Climate niche history of humans
In the current climate, MATs above 29 °C are restricted to small, dark areas in the Sahara region. In 2070, such conditions are projected throughout the shaded area in the worst-case scenario. Background colors represent current MATs.
As Earth’s climate continues to warm, some regions may become unsuitable for human life while conditions in other regions improve. Chi Xu et al. (pp. 11350–11355) examined data from several sources that included global temperature, human population, and land-use estimates dating from the mid-Holocene, 6,000 years ago, to 2015 CE. The authors also estimated future human populations and global climate conditions by 2070 CE to determine where optimal climate conditions may occur. Humans, crops, and livestock are currently concentrated in a narrow subset of suitable climate space, which exhibits a mean annual temperature (MAT) of approximately 11–15 °C. The authors report that such conditions suitable for human life have remained largely the same since the mid-Holocene. The authors predicted that by 2070 approximately 1–3 billion people are likely to live under climate conditions that are warmer than conditions deemed suitable for human life to flourish. The findings suggest the need to enhance human development in areas where adaption to climate change is low. Furthermore, future migration from regions undergoing degradation from climate change to regions with ideal climates may be necessary, according to the authors. — M.S.
Vocalizations and body movement
Researchers examine links between movement and speech. Image credit: Pixabay/mcmurryjulie.
Human vocal abilities are the most advanced among those of hominins. Hand movements often occur during verbal communication, even when gestures cannot visually enrich speech, such as during phone conversations. To determine whether humans can perceive upper limb movements made in conjunction with vocalizations, Wim Pouw et al. (pp. 11364–11367) recruited three men and three women to phonate a vowel with one breath while moving the arm or wrist at different tempos.
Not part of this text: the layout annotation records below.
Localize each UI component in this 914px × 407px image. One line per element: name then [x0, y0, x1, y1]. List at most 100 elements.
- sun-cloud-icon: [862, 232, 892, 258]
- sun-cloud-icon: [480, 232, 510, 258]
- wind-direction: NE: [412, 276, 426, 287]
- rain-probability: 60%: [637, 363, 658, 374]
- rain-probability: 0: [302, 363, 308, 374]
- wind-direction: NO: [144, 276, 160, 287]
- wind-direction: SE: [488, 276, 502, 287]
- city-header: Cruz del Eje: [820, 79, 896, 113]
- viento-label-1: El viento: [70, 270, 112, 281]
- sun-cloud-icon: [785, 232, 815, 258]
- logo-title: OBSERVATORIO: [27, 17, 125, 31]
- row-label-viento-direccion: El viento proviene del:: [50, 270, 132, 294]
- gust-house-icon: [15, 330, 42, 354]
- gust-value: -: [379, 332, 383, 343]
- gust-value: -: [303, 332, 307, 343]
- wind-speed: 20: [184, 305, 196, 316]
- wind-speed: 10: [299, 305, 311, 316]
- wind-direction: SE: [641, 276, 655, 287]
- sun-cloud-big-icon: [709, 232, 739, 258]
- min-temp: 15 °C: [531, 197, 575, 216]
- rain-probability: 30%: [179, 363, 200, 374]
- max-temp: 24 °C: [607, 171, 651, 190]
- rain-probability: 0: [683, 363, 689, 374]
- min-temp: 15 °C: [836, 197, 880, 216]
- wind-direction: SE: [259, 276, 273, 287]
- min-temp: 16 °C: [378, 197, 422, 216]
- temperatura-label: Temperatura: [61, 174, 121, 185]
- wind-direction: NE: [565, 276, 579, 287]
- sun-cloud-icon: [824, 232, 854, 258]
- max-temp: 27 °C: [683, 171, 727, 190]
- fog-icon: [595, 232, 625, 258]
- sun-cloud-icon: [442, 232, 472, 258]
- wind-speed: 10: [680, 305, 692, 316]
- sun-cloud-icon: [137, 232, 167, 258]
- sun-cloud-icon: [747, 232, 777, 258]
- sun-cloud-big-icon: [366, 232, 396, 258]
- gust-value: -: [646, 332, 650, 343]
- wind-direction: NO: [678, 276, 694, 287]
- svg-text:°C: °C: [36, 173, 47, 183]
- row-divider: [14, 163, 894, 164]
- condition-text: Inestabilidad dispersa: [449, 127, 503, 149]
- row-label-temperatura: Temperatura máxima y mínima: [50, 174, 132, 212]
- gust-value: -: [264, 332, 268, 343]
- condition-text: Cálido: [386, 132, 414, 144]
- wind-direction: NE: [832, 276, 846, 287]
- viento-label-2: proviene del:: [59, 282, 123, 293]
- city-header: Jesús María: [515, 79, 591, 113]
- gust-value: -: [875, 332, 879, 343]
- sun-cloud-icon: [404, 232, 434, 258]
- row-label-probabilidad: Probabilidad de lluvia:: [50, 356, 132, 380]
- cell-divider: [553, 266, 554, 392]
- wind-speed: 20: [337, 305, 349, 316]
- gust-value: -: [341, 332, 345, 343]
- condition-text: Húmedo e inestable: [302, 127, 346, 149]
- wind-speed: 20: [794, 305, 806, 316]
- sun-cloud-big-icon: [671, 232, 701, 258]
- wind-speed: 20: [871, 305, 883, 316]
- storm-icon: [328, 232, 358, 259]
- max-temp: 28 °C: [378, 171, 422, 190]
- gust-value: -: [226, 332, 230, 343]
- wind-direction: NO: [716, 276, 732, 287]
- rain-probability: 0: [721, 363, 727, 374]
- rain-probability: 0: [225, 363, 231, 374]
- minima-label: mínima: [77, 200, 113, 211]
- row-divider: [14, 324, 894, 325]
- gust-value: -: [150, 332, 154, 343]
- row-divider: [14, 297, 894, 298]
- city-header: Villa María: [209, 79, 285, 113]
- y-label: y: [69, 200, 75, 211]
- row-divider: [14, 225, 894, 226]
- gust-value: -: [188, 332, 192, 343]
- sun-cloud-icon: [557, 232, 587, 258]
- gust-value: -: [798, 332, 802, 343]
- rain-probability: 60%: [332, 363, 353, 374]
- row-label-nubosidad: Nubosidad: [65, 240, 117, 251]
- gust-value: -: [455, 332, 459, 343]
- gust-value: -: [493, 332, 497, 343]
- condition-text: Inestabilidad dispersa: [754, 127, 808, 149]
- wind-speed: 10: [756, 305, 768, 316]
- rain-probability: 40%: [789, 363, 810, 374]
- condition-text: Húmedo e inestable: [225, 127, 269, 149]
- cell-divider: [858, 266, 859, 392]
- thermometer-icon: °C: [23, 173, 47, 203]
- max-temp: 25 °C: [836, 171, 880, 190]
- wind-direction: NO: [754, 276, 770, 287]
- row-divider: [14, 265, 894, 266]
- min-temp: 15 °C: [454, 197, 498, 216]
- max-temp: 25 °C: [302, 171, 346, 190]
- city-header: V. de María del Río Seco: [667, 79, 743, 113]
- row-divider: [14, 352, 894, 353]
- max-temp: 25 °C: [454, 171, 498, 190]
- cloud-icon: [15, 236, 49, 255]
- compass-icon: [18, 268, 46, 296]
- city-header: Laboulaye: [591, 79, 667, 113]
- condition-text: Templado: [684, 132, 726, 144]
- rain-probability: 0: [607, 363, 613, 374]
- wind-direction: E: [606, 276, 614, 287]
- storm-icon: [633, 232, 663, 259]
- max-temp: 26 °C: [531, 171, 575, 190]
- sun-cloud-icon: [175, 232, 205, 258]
Thirty participants listened to 36 of the vocalizations. Although they were unable to see the vocalizer, listeners synchronized their own arm and wrist movements with those of the vocalizer. This phenomenon also occurred with subtle movements that were hard to detect as well as across slow, medium, and fast tempos. However, listeners had slightly more difficulty synchronizing with a vocalizer’s wrist movements than hand movements. The findings suggest that musculoskeletal tensioning of the body constrains speech, which affects the respiratory–vocal system. Communication cues, such as excitement, may be perceived through gesture-induced acoustics, given that the human voice provides information about an individual’s dynamic physical state. — M.S.
Self-replication of Alzheimer-associated amyloid
Cryoelectron microscopy reveals various stages (1–4; Arrows) of secondary nucleation events along Aβ42 fibril sides.
In Alzheimer’s disease (AD), preexisting amyloid fibrils catalyze a self-sustaining feedback loop, whereby normally soluble and inert Aβ peptide monomers aggregate into neurotoxic oligomers. Although researchers have determined that this process occurs at the surface of fibrils via secondary nucleation, the precise molecular interactions remain unknown. Focusing on Aβ42, a predominant Aβ peptide in AD plaques, Mattias Törnquist et al. (pp. 11265–11273) used nuclear magnetic resonance and optical spectroscopy to track free monomer concentrations in solution and examine the aggregation reaction and its products during secondary nucleation at the surface of Aβ fibrils. The authors found that, under specific solution conditions, new aggregates form on the sides of fibrils and along the fibrils’ length, growing into large structures that are morphologically distinct from fully formed fibrils. Furthermore, the appearance of the intermediate structures along the sides delineates them from growth sites at fibril ends, where growth occurs via elongation. The authors suggest that monomers may initially attach to the fibril surface and form oligomers, which grow into a mature fibrillar structure that eventually detaches. — T.J.
Ancestor of salamanders
Fossilized skeleton of T. sixtelae with interpretive drawing.
Little fossil evidence exists to connect the features of tetrapods in the Paleozoic Era with lissamphibians, a group that contains all living amphibians, in the Mesozoic Era. This fossil gap renders the origins of modern amphibians unclear. Rainer Schoch et al. (pp. 11584–11588) report a specimen of Triassurus sixtelae, a tetrapod from the middle to late Triassic discovered in Kyrgyzstan. The fossil is better preserved, larger, and more mature than a previously identified larval specimen and contains features suggesting that it may be an ancestor of salamanders. Geological context suggests that T. sixtelae may have lived in a shallow lake environment. Salamander-like characteristics of the skull, vertebrae, and trunk show evolution of the salamander body plan. The fossil specimen also contains features similar to an order of tetrapods called temnospondyls, but with differences that place it in an evolutionary relationship above the temnospondyls and within the batrachians, a group that includes modern frogs and salamanders. According to the authors, the specimen extends the fossil record of salamanders by around 60–74 million years and suggests that Eurasia may be the point of origin for salamanders, which may have dispersed via landbridges in the Triassic Period. — P.G.